While the media giants behind Venu — Disney, Fox and Warner Bros. Discovery — intend to appeal, this injunction may well prevent the service from launching in time for the NFL season kickoff next month, which would mark a significant victory for Fubo and its fellow virtual MVPDs (multichannel video programming distributors).
But the reprieve granted by the court is temporary in more than one sense. The injunction may not withstand a higher court’s scrutiny; while Fubo’s antitrust case against the platform now seems stronger than it first appeared, it would not be much of a leap for another judge to buy the argument that the service will increase competition rather than reducing it.
After all, while the vMVPD argues that blocking Venu is “a victory not only for Fubo but also for consumers,” as CEO David Gandler said in a statement, consumers can hardly complain about a service that lets them consolidate some of the many subscriptions needed to stream the breadth of live sports (though Paramount and NBCUniversal are not involved with Venu — which could be another strike against Fubo in a different judge’s eyes).
Furthermore, despite this victory, Fubo is fighting a losing battle that it cannot hope to win — a battle not against Venu and its partner companies, but against the inexorable tides of the media business.
Virtual MVPDs, like their traditional counterparts, are being squeezed hard by SVOD and cord-cutting.
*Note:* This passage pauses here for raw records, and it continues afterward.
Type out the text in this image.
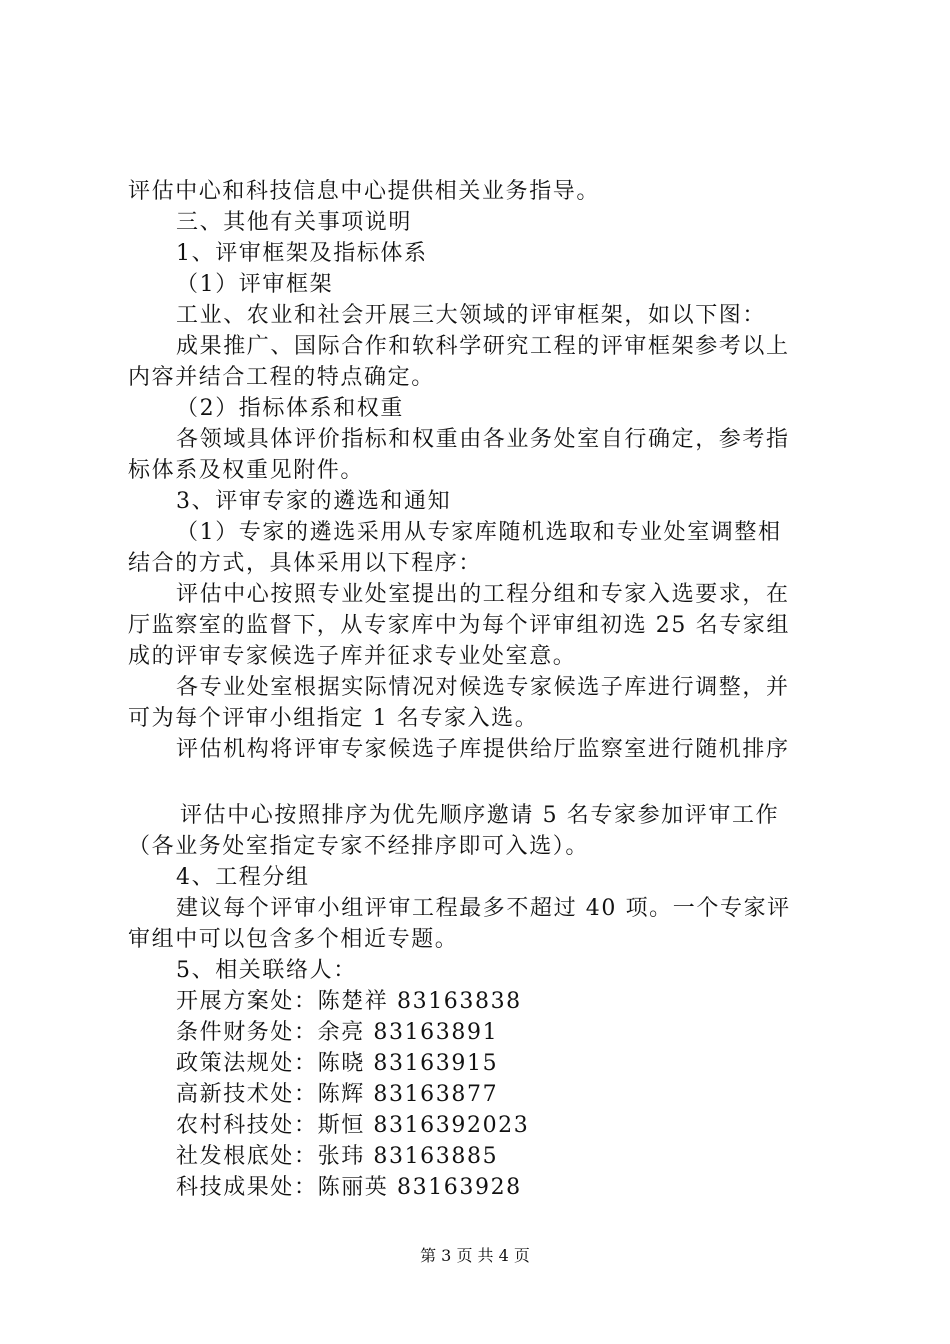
评估中心和科技信息中心提供相关业务指导。
三、其他有关事项说明
1、评审框架及指标体系
（1）评审框架
工业、农业和社会开展三大领域的评审框架，如以下图：
成果推广、国际合作和软科学研究工程的评审框架参考以上
内容并结合工程的特点确定。
（2）指标体系和权重
各领域具体评价指标和权重由各业务处室自行确定，参考指
标体系及权重见附件。
3、评审专家的遴选和通知
（1）专家的遴选采用从专家库随机选取和专业处室调整相
结合的方式，具体采用以下程序：
评估中心按照专业处室提出的工程分组和专家入选要求，在
厅监察室的监督下，从专家库中为每个评审组初选 25 名专家组
成的评审专家候选子库并征求专业处室意。
各专业处室根据实际情况对候选专家候选子库进行调整，并
可为每个评审小组指定 1 名专家入选。
评估机构将评审专家候选子库提供给厅监察室进行随机排序
评估中心按照排序为优先顺序邀请 5 名专家参加评审工作
（各业务处室指定专家不经排序即可入选）。
4、工程分组
建议每个评审小组评审工程最多不超过 40 项。一个专家评
审组中可以包含多个相近专题。
5、相关联络人：
开展方案处：陈楚祥 83163838
条件财务处：余亮 83163891
政策法规处：陈晓 83163915
高新技术处：陈辉 83163877
农村科技处：斯恒 8316392023
社发根底处：张玮 83163885
科技成果处：陈丽英 83163928
第 3 页 共 4 页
Q2 subscriber additions this year for Fubo, Sling TV and Hulu With Live TV were down more than 70% versus just four years ago.
Of course, Fubo typically sees its biggest subscriber gains in Q3 and Q4 thanks to the NFL season (hence the rush to halt the launch of Venu). But it’s clear at this point that, for Fubo at least, the virtual MVPD business is a seasonal one: Subscribers reliably peak in Q4 each year and dip over the following two quarters.
This seasonality makes sense, as Fubo has positioned itself as a sports-centric service, a niche that is naturally threatened by the prospect of Venu.
But the joint venture is hardly the only threat to Fubo’s market power; more and more live sports are becoming available on SVOD platforms, whether through rights renegotiations or new platforms such as Disney’s direct-to-consumer ESPN product. The fact remains that, Venu or no Venu, Fubo’s position in the marketplace is becoming increasingly vulnerable.
It's therefore safe to say that blocking Venu, even permanently, would do little but buy Fubo slightly more time on the overcrowded streaming stage. What’s to stop Fox from launching its own sports-centric streaming service — a subscription tier of Tubi, perhaps? — should Venu be undone? The linear TV ecosystem is eroding, inevitably, and media companies will need to shore up their own survival somehow.
Unfortunately, there’s not much Fubo can do in that regard as that erosion continues, barring a major strategic pivot. Blocking Venu will be a stopgap measure, and it does no good to pretend it will be more than that.